December 1, 1997 | By Hans Voss
Great Lakes Bulletin News Service

Nearly 1,100 people attended four MERC-sponsored public meetings last summer to learn about proposed state laws that would improve the oversight of Michigan's oil and gas industry.

The meetings, held in Oakland, Antrim, Montmorency, and Manistee counties, attracted standing room only crowds. They explored the need for energy reform bills now under consideration in the Legislature. Participating in the discussion were lawmakers carrying the bills, local government officials, citizens' advocates, and representatives of the oil and gas industry.

Representative Bill Bobier (R-Hesperia), a co-sponsor of the legislative package, attended the meetings in Montmorency and Manistee counties.
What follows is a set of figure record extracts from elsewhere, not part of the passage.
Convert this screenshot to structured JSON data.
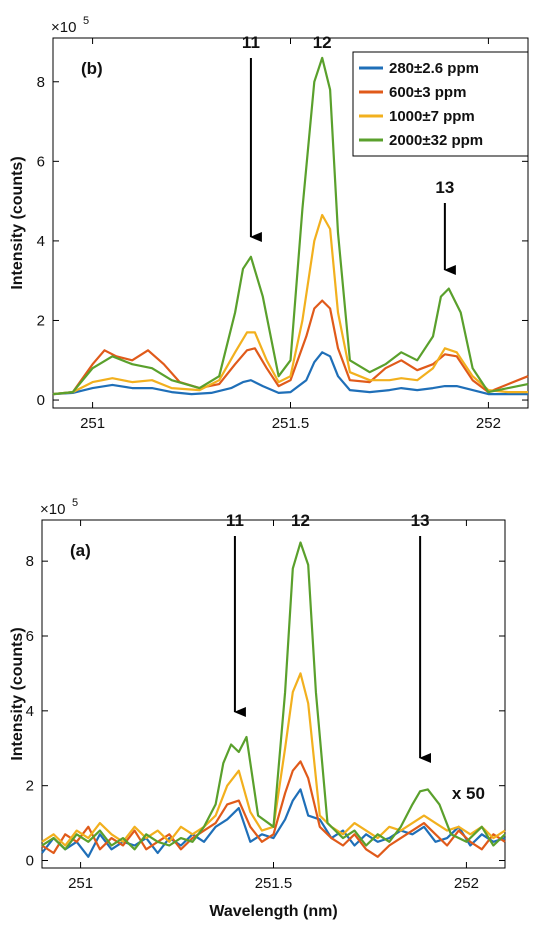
{
  "chart_data": [
    {
      "type": "line",
      "panel_label": "(b)",
      "ylabel": "Intensity (counts)",
      "y_multiplier": "×10",
      "y_multiplier_exp": "5",
      "xlim": [
        250.9,
        252.1
      ],
      "ylim": [
        -0.2,
        9.1
      ],
      "x_ticks": [
        251,
        251.5,
        252
      ],
      "x_tick_labels": [
        "251",
        "251.5",
        "252"
      ],
      "y_ticks": [
        0,
        2,
        4,
        6,
        8
      ],
      "y_tick_labels": [
        "0",
        "2",
        "4",
        "6",
        "8"
      ],
      "legend": {
        "position": "top-right"
      },
      "annotations": [
        {
          "text": "11",
          "x": 251.4
        },
        {
          "text": "12",
          "x": 251.58
        },
        {
          "text": "13",
          "x": 251.89
        }
      ],
      "series": [
        {
          "name": "280±2.6 ppm",
          "color": "#1f6fb8",
          "x": [
            250.9,
            250.95,
            251.0,
            251.05,
            251.1,
            251.15,
            251.2,
            251.25,
            251.3,
            251.35,
            251.38,
            251.4,
            251.43,
            251.47,
            251.5,
            251.54,
            251.56,
            251.58,
            251.6,
            251.62,
            251.65,
            251.7,
            251.75,
            251.78,
            251.82,
            251.86,
            251.89,
            251.92,
            251.96,
            252.0,
            252.05,
            252.1
          ],
          "y": [
            0.15,
            0.18,
            0.3,
            0.38,
            0.3,
            0.3,
            0.2,
            0.15,
            0.18,
            0.3,
            0.45,
            0.5,
            0.35,
            0.18,
            0.2,
            0.5,
            0.95,
            1.2,
            1.1,
            0.6,
            0.25,
            0.2,
            0.25,
            0.3,
            0.25,
            0.3,
            0.35,
            0.35,
            0.25,
            0.15,
            0.15,
            0.15
          ]
        },
        {
          "name": "600±3 ppm",
          "color": "#e05a1a",
          "x": [
            250.9,
            250.95,
            251.0,
            251.03,
            251.06,
            251.1,
            251.14,
            251.18,
            251.22,
            251.27,
            251.32,
            251.36,
            251.39,
            251.41,
            251.44,
            251.47,
            251.5,
            251.54,
            251.56,
            251.58,
            251.6,
            251.62,
            251.65,
            251.7,
            251.74,
            251.78,
            251.82,
            251.86,
            251.89,
            251.92,
            251.96,
            252.0,
            252.05,
            252.1
          ],
          "y": [
            0.15,
            0.2,
            0.9,
            1.25,
            1.1,
            1.0,
            1.25,
            0.9,
            0.45,
            0.3,
            0.4,
            0.9,
            1.25,
            1.3,
            0.8,
            0.35,
            0.5,
            1.6,
            2.3,
            2.5,
            2.3,
            1.3,
            0.5,
            0.45,
            0.8,
            1.0,
            0.75,
            0.9,
            1.15,
            1.1,
            0.5,
            0.2,
            0.4,
            0.6
          ]
        },
        {
          "name": "1000±7 ppm",
          "color": "#f2b01e",
          "x": [
            250.9,
            250.95,
            251.0,
            251.05,
            251.1,
            251.15,
            251.2,
            251.27,
            251.32,
            251.36,
            251.39,
            251.41,
            251.44,
            251.47,
            251.5,
            251.53,
            251.56,
            251.58,
            251.6,
            251.62,
            251.65,
            251.7,
            251.75,
            251.78,
            251.82,
            251.86,
            251.89,
            251.92,
            251.96,
            252.0,
            252.05,
            252.1
          ],
          "y": [
            0.15,
            0.2,
            0.45,
            0.55,
            0.45,
            0.5,
            0.3,
            0.25,
            0.5,
            1.2,
            1.7,
            1.7,
            1.0,
            0.45,
            0.6,
            2.0,
            4.0,
            4.65,
            4.3,
            2.2,
            0.7,
            0.5,
            0.5,
            0.55,
            0.5,
            0.8,
            1.3,
            1.2,
            0.6,
            0.25,
            0.2,
            0.2
          ]
        },
        {
          "name": "2000±32 ppm",
          "color": "#5aa02c",
          "x": [
            250.9,
            250.95,
            251.0,
            251.05,
            251.1,
            251.15,
            251.2,
            251.27,
            251.32,
            251.36,
            251.38,
            251.4,
            251.43,
            251.47,
            251.5,
            251.53,
            251.56,
            251.58,
            251.6,
            251.62,
            251.65,
            251.7,
            251.74,
            251.78,
            251.82,
            251.86,
            251.88,
            251.9,
            251.93,
            251.96,
            252.0,
            252.05,
            252.1
          ],
          "y": [
            0.15,
            0.2,
            0.8,
            1.1,
            0.9,
            0.8,
            0.5,
            0.3,
            0.6,
            2.2,
            3.3,
            3.6,
            2.6,
            0.6,
            1.0,
            4.8,
            8.0,
            8.6,
            7.8,
            4.2,
            1.0,
            0.7,
            0.9,
            1.2,
            1.0,
            1.6,
            2.6,
            2.8,
            2.2,
            0.8,
            0.2,
            0.3,
            0.4
          ]
        }
      ]
    },
    {
      "type": "line",
      "panel_label": "(a)",
      "ylabel": "Intensity (counts)",
      "xlabel": "Wavelength (nm)",
      "y_multiplier": "×10",
      "y_multiplier_exp": "5",
      "xlim": [
        250.9,
        252.1
      ],
      "ylim": [
        -0.2,
        9.1
      ],
      "x_ticks": [
        251,
        251.5,
        252
      ],
      "x_tick_labels": [
        "251",
        "251.5",
        "252"
      ],
      "y_ticks": [
        0,
        2,
        4,
        6,
        8
      ],
      "y_tick_labels": [
        "0",
        "2",
        "4",
        "6",
        "8"
      ],
      "annotations": [
        {
          "text": "11",
          "x": 251.4
        },
        {
          "text": "12",
          "x": 251.57
        },
        {
          "text": "13",
          "x": 251.88
        },
        {
          "text": "x 50",
          "x": 252.0
        }
      ],
      "series": [
        {
          "name": "280±2.6 ppm",
          "color": "#1f6fb8",
          "x": [
            250.9,
            250.93,
            250.96,
            250.99,
            251.02,
            251.05,
            251.08,
            251.11,
            251.14,
            251.17,
            251.2,
            251.23,
            251.26,
            251.29,
            251.32,
            251.35,
            251.38,
            251.41,
            251.44,
            251.47,
            251.5,
            251.53,
            251.55,
            251.57,
            251.59,
            251.62,
            251.65,
            251.68,
            251.71,
            251.74,
            251.77,
            251.8,
            251.83,
            251.86,
            251.89,
            251.92,
            251.95,
            251.98,
            252.01,
            252.04,
            252.07,
            252.1
          ],
          "y": [
            0.2,
            0.6,
            0.3,
            0.5,
            0.1,
            0.7,
            0.3,
            0.5,
            0.4,
            0.6,
            0.2,
            0.6,
            0.4,
            0.7,
            0.5,
            0.9,
            1.1,
            1.4,
            0.5,
            0.7,
            0.6,
            1.1,
            1.6,
            1.9,
            1.2,
            1.1,
            0.6,
            0.8,
            0.4,
            0.7,
            0.5,
            0.6,
            0.8,
            0.7,
            0.9,
            0.5,
            0.6,
            0.9,
            0.4,
            0.7,
            0.5,
            0.6
          ]
        },
        {
          "name": "600±3 ppm",
          "color": "#e05a1a",
          "x": [
            250.9,
            250.93,
            250.96,
            250.99,
            251.02,
            251.05,
            251.08,
            251.11,
            251.14,
            251.17,
            251.2,
            251.23,
            251.26,
            251.29,
            251.32,
            251.35,
            251.38,
            251.41,
            251.44,
            251.47,
            251.5,
            251.53,
            251.55,
            251.57,
            251.59,
            251.62,
            251.65,
            251.68,
            251.71,
            251.74,
            251.77,
            251.8,
            251.83,
            251.86,
            251.89,
            251.92,
            251.95,
            251.98,
            252.01,
            252.04,
            252.07,
            252.1
          ],
          "y": [
            0.4,
            0.2,
            0.7,
            0.5,
            0.9,
            0.3,
            0.6,
            0.4,
            0.8,
            0.3,
            0.5,
            0.7,
            0.3,
            0.6,
            0.8,
            1.0,
            1.5,
            1.6,
            0.9,
            0.5,
            0.7,
            1.8,
            2.4,
            2.65,
            2.2,
            0.9,
            0.6,
            0.4,
            0.7,
            0.3,
            0.1,
            0.4,
            0.6,
            0.8,
            1.0,
            0.7,
            0.4,
            0.8,
            0.5,
            0.3,
            0.7,
            0.5
          ]
        },
        {
          "name": "1000±7 ppm",
          "color": "#f2b01e",
          "x": [
            250.9,
            250.93,
            250.96,
            250.99,
            251.02,
            251.05,
            251.08,
            251.11,
            251.14,
            251.17,
            251.2,
            251.23,
            251.26,
            251.29,
            251.32,
            251.35,
            251.38,
            251.41,
            251.44,
            251.47,
            251.5,
            251.53,
            251.55,
            251.57,
            251.59,
            251.62,
            251.65,
            251.68,
            251.71,
            251.74,
            251.77,
            251.8,
            251.83,
            251.86,
            251.89,
            251.92,
            251.95,
            251.98,
            252.01,
            252.04,
            252.07,
            252.1
          ],
          "y": [
            0.5,
            0.7,
            0.4,
            0.8,
            0.6,
            1.0,
            0.7,
            0.5,
            0.9,
            0.6,
            0.8,
            0.5,
            0.9,
            0.7,
            0.9,
            1.2,
            2.0,
            2.4,
            1.3,
            0.8,
            0.9,
            3.0,
            4.5,
            5.0,
            4.2,
            1.2,
            0.9,
            0.7,
            1.0,
            0.8,
            0.6,
            0.9,
            0.8,
            1.0,
            1.2,
            1.0,
            0.8,
            0.9,
            0.7,
            0.9,
            0.6,
            0.8
          ]
        },
        {
          "name": "2000±32 ppm",
          "color": "#5aa02c",
          "x": [
            250.9,
            250.93,
            250.96,
            250.99,
            251.02,
            251.05,
            251.08,
            251.11,
            251.14,
            251.17,
            251.2,
            251.23,
            251.26,
            251.29,
            251.32,
            251.35,
            251.37,
            251.39,
            251.41,
            251.43,
            251.46,
            251.5,
            251.53,
            251.55,
            251.57,
            251.59,
            251.61,
            251.64,
            251.68,
            251.71,
            251.74,
            251.77,
            251.8,
            251.83,
            251.86,
            251.88,
            251.9,
            251.93,
            251.96,
            252.0,
            252.04,
            252.07,
            252.1
          ],
          "y": [
            0.4,
            0.6,
            0.3,
            0.7,
            0.5,
            0.8,
            0.4,
            0.6,
            0.3,
            0.7,
            0.5,
            0.4,
            0.6,
            0.5,
            0.9,
            1.5,
            2.6,
            3.1,
            2.9,
            3.3,
            1.2,
            0.9,
            4.5,
            7.8,
            8.5,
            7.9,
            4.5,
            1.0,
            0.6,
            0.8,
            0.4,
            0.7,
            0.5,
            0.9,
            1.5,
            1.85,
            1.9,
            1.5,
            0.7,
            0.5,
            0.9,
            0.4,
            0.7
          ]
        }
      ]
    }
  ]
}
He said that oil and gas development is receiving more attention at the Capitol than at any time since the 1970s, when a struggle broke out over drilling for oil in the Pigeon River Country State Forest.

The package of bills would:

* Give property owners who don't own their mineral rights more power to decide how their land is used.

* Provide local governments with the authority to oversee some aspects of oil and gas development.

* Give the state the authority to prevent energy development in sensitive ecosystems.

The public meetings on the energy reform legislation were supported by grants from The Frey Foundation and The Borwell Charitable Foundation.

The Michigan Energy Reform Coalition works for oil and gas development practices that are more sensitive to citizens, communities, and the environment.

MERC now is composed of six townships and 15 organizations representing more than 200,000 state residents.

Specifically, the project's goals are to:

* Increase economic returns to local governments in the drilling areas by establishing a non-renewable energy fee on producers, modeled after similar programs in other states.

* Protect Michigan's rivers, streams, and lakes by requiring the oil and gas industry to prepare hydrocarbon development plans before new wells are drilled.

* Reduce noise and other nuisances.

* Help mineral owners write leases that provide them with the best income and protection for the land. * Provide severed rights property owners with greater authority to decide how their land is used.

MERC is achieving these goals by:

* Conducting research on all aspects of oil and gas development in Michigan.

* Seeking partnership and cooperation with the oil and gas industry.

* Forming alliances with local government leaders.

* Bringing statewide community and environmental organizations into the project. * Preparing testimony and appearing at legislative hearings where energy development policy is decided. * Encouraging newspaper, magazine, radio, and television coverage of the issues.

* Conducting a public education program, including publishing the Great Lakes Bulletin and holding workshops.

Nearly two years after MERC was organized, managing oil and gas development is now among the most visible environmental and economic issues in Michigan. MERC is seen as a reliable source of information, as well as a credible advocate for responsible changes in public policy.